We are equally interested in the social consequences of economic diversification. Agricultural diversification radically altered the work routines of Monticello's enslaved workers. The variety of different tasks that needed to be done increased. It became more difficult for slave owners to coerce work from enslaved laborers by assembling them in large gangs at a single place, where they could be easily watched by an overseer. In theory, this shift could have lead to changes in the strategies slave owners used to manage slaves, and the strategies slaves employed to resist the deleterious effects of slavery on the well being of their families. Can we see the physical traces of this dynamic in changes in slave settlement and living conditions? If diversification increased the costs of surveillance, did slave owners rely on it less? For example, such a change might be evident in greater distance between the houses of slaves and overseers.

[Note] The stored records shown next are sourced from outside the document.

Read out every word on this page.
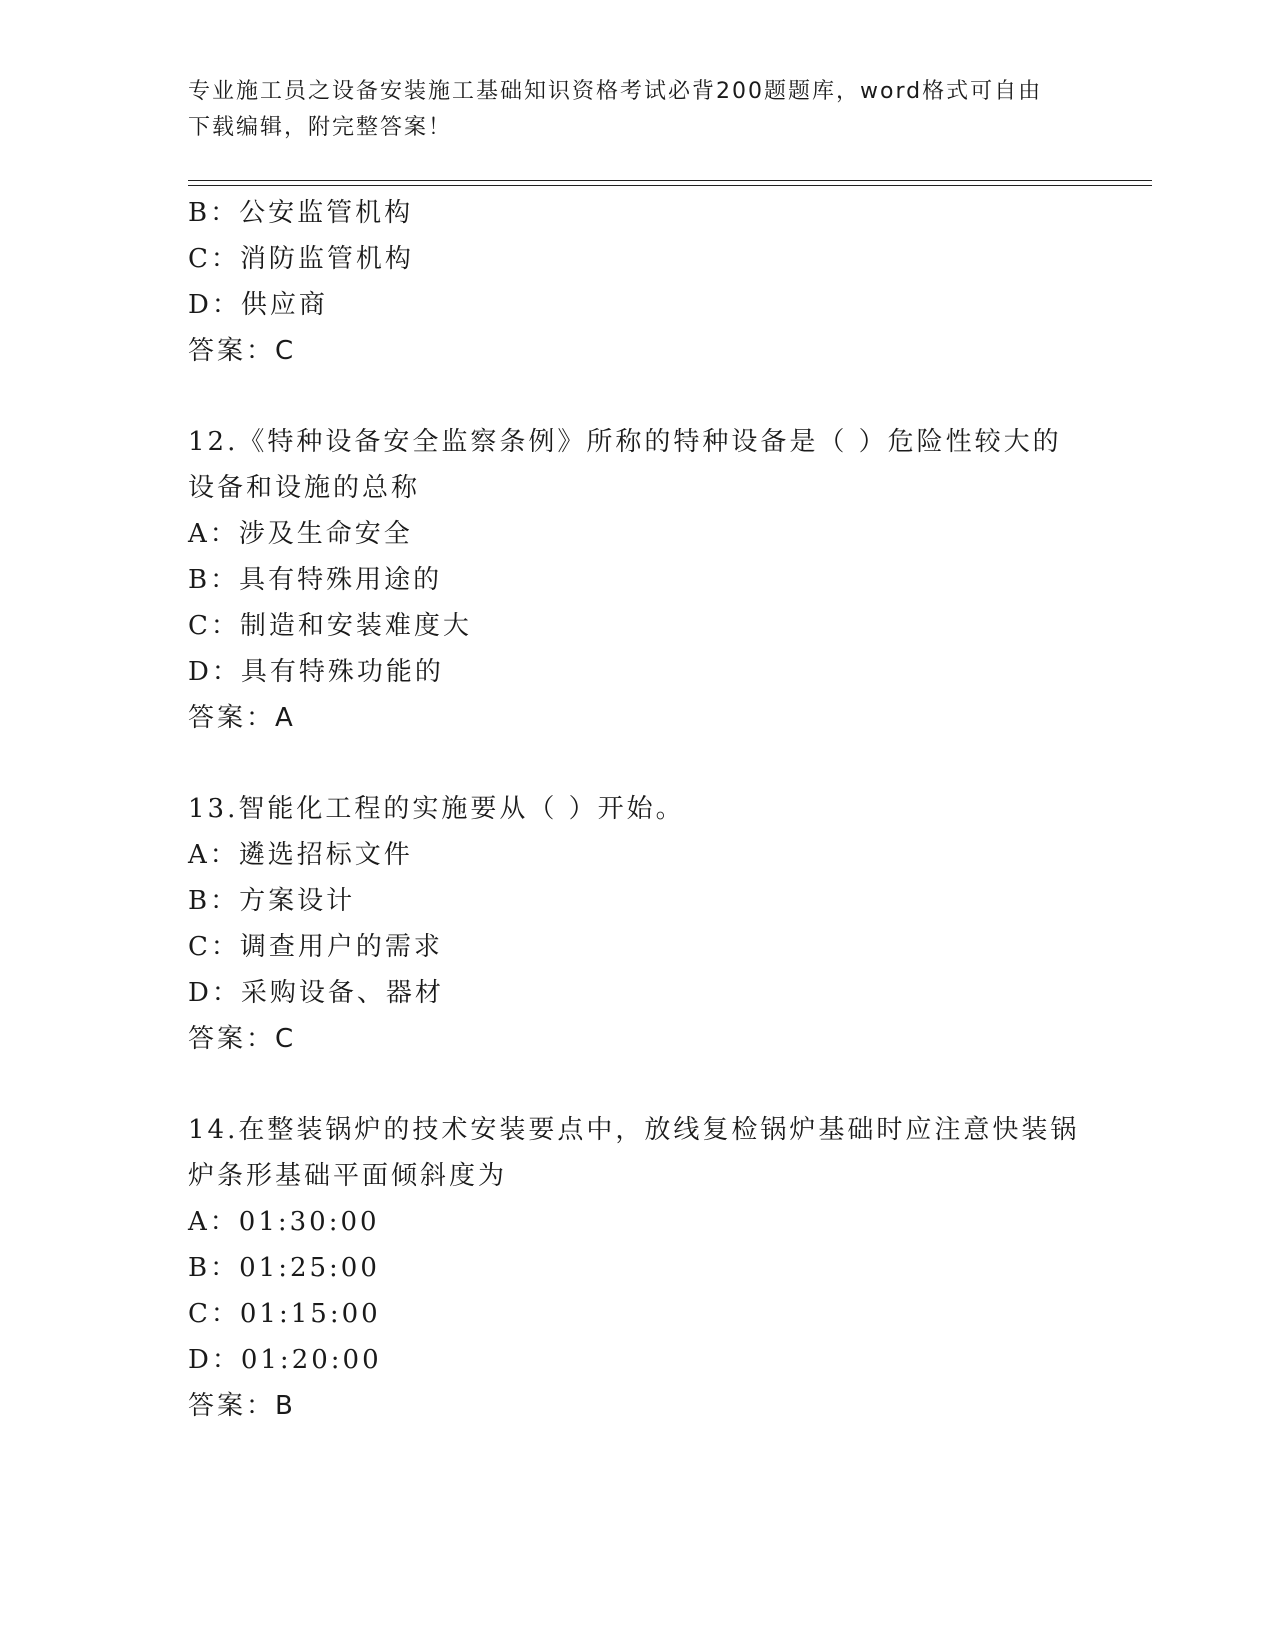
专业施工员之设备安装施工基础知识资格考试必背200题题库，word格式可自由
下载编辑，附完整答案！
B：公安监管机构
C：消防监管机构
D：供应商
答案：C
12.《特种设备安全监察条例》所称的特种设备是（ ）危险性较大的
设备和设施的总称
A：涉及生命安全
B：具有特殊用途的
C：制造和安装难度大
D：具有特殊功能的
答案：A
13.智能化工程的实施要从（ ）开始。
A：遴选招标文件
B：方案设计
C：调查用户的需求
D：采购设备、器材
答案：C
14.在整装锅炉的技术安装要点中，放线复检锅炉基础时应注意快装锅
炉条形基础平面倾斜度为
A：01:30:00
B：01:25:00
C：01:15:00
D：01:20:00
答案：B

Yet another set of questions revolves around the social dynamics of the slave community. The majority of enslaved Africans forcibly imported into the Chesapeake arrived before the middle of the 18th century. By the time of the Revolution, the vast majority of the slaves in the region and at Monticello were native born. After the Revolution, the generational depth and lateral extent of kin relationships among slaves increased further. How did these developmnents affect slave lifeways? Did they increase slaves's ability to assemble large kin-bonded social coalitions, that might have been more effective in resisting slavery and result in marginal improvements in living conditions?
Although a vast amount of the Monticello landscape remains to be covered by the Plantation Survey, preliminary findings reveal important changes in the pattern of slave settlement and land use during Jefferson's tenure at Monticello.
We have located rock alignments in the Paw Paw and Slate Branch drainages on Monticello Mountain that impound layers of eroded sediments. Multiple lines of evidence indicate the alignments were built to mitigate the effects of erosion on streams that were the source of drinking water. The layers contain a pollen record of initial forest clearance, agricultural diversification, and reforestation of Monticello Mountain. The sediment and the alignments document a quantum increase in erosion rates that accompanied diversification.
The Survey has also revealed important shifts in the pattern of slave domestic settlement that seem to date to the 1790's. Mean distance among individual slave houses appears to have increased. So does the mean distance from slave houses to the overseer's house. Just how these changes relate to African American kin networks and agricultural diversification are topic of current research.